PLANETARY SURFACES AND ATMOSPHERE CHARACTERIZATION FROM ROBOTIC PLATFORM USING REMOTE RAMAN, FLUORESCENCE, AND LIDAR INSTRUMENT

An active remote sensing instrument is developed and demonstrated at NASA Langley Research Center by combining Raman, Fluorescence Spectroscopy, and Lidar subsystems onto the robotic platform. This remote instrument is suitable for multi-platform applications on planetary surfaces and atmospheres such as those of Mars, the Moon, Asteroids, Venus, Titan, Europa and other planets for NASA SMD and ESMD missions. This instrument is based on inelastic (Raman) and elastic (Mie-Rayleigh) light scattering remote sensing. Mineralogical and surface organic information are obtained by using the instrument in the Raman-Fluorescence mode, when the laser beam points at the surface. Atmospheric aerosols and cloud distributions are obtained by operating the instrument in the lidar mode, when the laser beam points into the atmosphere. This multi-sensing instrument is highly sensitive, light-weight, and miniature active remote sensing instrument using a 4-inch telescope and miniature spectrometer. The space-qualifiable laser transmits 20 Hz laser pulses into the surface or atmosphere during experiment.
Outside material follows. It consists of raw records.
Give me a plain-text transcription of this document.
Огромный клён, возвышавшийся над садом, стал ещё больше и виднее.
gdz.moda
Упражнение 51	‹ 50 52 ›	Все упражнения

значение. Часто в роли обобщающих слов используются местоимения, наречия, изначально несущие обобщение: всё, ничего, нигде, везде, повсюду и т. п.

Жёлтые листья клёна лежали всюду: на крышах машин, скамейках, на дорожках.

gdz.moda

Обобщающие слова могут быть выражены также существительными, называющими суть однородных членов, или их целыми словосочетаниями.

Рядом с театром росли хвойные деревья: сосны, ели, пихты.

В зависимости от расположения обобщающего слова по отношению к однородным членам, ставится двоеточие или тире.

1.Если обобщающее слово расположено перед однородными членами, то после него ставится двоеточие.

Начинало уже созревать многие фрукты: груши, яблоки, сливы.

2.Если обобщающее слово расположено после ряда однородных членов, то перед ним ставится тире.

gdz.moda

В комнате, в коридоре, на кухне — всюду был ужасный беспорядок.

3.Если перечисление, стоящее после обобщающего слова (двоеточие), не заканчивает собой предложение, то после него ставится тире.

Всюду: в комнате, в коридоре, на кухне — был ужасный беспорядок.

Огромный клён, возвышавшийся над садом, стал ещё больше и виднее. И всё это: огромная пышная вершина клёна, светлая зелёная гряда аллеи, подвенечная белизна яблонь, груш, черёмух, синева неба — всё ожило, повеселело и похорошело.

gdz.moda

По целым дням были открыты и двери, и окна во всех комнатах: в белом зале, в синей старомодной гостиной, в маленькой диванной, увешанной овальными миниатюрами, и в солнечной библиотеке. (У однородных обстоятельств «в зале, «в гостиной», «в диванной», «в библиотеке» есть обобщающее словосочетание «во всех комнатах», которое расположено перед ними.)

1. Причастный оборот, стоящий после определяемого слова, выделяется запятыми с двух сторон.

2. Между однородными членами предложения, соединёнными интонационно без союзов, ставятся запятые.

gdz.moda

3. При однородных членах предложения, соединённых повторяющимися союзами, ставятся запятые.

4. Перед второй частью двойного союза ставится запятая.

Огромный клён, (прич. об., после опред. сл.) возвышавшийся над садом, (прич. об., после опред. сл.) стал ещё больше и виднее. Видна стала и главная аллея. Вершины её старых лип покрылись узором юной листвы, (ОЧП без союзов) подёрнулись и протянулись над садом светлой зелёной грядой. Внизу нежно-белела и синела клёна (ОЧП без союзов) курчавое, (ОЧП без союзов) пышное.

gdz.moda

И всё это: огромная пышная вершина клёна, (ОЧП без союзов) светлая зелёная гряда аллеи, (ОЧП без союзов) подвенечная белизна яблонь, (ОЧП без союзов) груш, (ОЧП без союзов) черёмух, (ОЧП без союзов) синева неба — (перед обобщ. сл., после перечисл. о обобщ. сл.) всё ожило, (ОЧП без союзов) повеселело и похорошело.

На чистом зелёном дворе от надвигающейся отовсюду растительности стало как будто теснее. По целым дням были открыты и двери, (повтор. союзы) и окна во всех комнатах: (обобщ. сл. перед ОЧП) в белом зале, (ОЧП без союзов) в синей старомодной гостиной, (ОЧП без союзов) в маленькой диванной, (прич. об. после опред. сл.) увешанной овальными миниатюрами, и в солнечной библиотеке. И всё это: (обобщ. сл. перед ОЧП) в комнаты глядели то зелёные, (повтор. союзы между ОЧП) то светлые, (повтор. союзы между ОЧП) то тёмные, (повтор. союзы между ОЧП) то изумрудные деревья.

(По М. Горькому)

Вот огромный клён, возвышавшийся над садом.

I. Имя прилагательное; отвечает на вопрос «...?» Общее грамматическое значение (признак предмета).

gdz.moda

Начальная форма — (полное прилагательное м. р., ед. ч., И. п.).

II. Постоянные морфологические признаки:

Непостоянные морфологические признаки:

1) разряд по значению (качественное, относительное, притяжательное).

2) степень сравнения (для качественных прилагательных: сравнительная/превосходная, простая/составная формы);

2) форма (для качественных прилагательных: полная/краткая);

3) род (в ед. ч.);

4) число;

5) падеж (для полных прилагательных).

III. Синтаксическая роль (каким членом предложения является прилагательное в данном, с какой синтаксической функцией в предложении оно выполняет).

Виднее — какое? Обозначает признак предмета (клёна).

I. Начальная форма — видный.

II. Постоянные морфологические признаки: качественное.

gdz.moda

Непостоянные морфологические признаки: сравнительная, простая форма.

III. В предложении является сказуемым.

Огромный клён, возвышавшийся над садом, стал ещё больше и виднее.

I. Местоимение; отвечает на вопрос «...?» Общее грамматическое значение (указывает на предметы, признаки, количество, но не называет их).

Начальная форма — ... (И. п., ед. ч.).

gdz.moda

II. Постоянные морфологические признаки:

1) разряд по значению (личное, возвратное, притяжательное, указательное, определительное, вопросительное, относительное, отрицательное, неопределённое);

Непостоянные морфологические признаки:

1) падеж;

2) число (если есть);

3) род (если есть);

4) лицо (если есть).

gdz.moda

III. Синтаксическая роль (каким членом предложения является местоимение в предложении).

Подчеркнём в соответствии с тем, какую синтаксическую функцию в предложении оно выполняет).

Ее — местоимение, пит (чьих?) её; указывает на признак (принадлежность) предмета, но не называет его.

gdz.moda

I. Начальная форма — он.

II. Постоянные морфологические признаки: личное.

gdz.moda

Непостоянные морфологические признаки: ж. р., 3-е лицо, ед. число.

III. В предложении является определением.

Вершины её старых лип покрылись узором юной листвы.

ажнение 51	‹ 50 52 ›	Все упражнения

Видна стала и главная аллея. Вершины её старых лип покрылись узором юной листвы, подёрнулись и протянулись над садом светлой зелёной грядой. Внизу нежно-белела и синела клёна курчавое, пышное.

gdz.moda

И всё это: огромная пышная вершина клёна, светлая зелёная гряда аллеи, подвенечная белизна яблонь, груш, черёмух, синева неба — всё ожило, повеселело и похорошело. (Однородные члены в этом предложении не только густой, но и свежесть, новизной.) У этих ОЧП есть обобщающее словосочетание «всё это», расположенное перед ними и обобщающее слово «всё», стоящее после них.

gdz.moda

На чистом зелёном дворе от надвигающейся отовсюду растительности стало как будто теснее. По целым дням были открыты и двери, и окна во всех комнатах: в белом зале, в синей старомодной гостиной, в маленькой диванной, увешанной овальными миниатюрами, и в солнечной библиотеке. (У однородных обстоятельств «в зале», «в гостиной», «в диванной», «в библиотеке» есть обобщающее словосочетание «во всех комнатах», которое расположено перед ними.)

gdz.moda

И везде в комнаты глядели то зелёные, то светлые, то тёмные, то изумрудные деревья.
The 355 nm, 532 nm, and 1064 nm laser outputs are transmitted to the targets and backscattered signals are received from the targets. The telescope collects the return signals from the atmosphere/surface and focuses them into a 0.4 mm fiber optics cable, which is connected to the receiving optics. As part of the receiving optics, a PMT is used to detect the atmospheric return signals and ICCD is used to acquire surface return signals. Raman/Fluorescence/Lidar multi-sensing Instrument including transmitter, receiver, and power conditioning/data acquisition are all integrated onto the rover system. The instrument is demonstrated on a mobile rover that is capable of performing both teleoperated and autonomous surface operations. This combined remote instrument performs Raman and Fluorescence spectroscopy out to 15 m on the surface and provides atmospheric profiling over longer ranges (~9-km).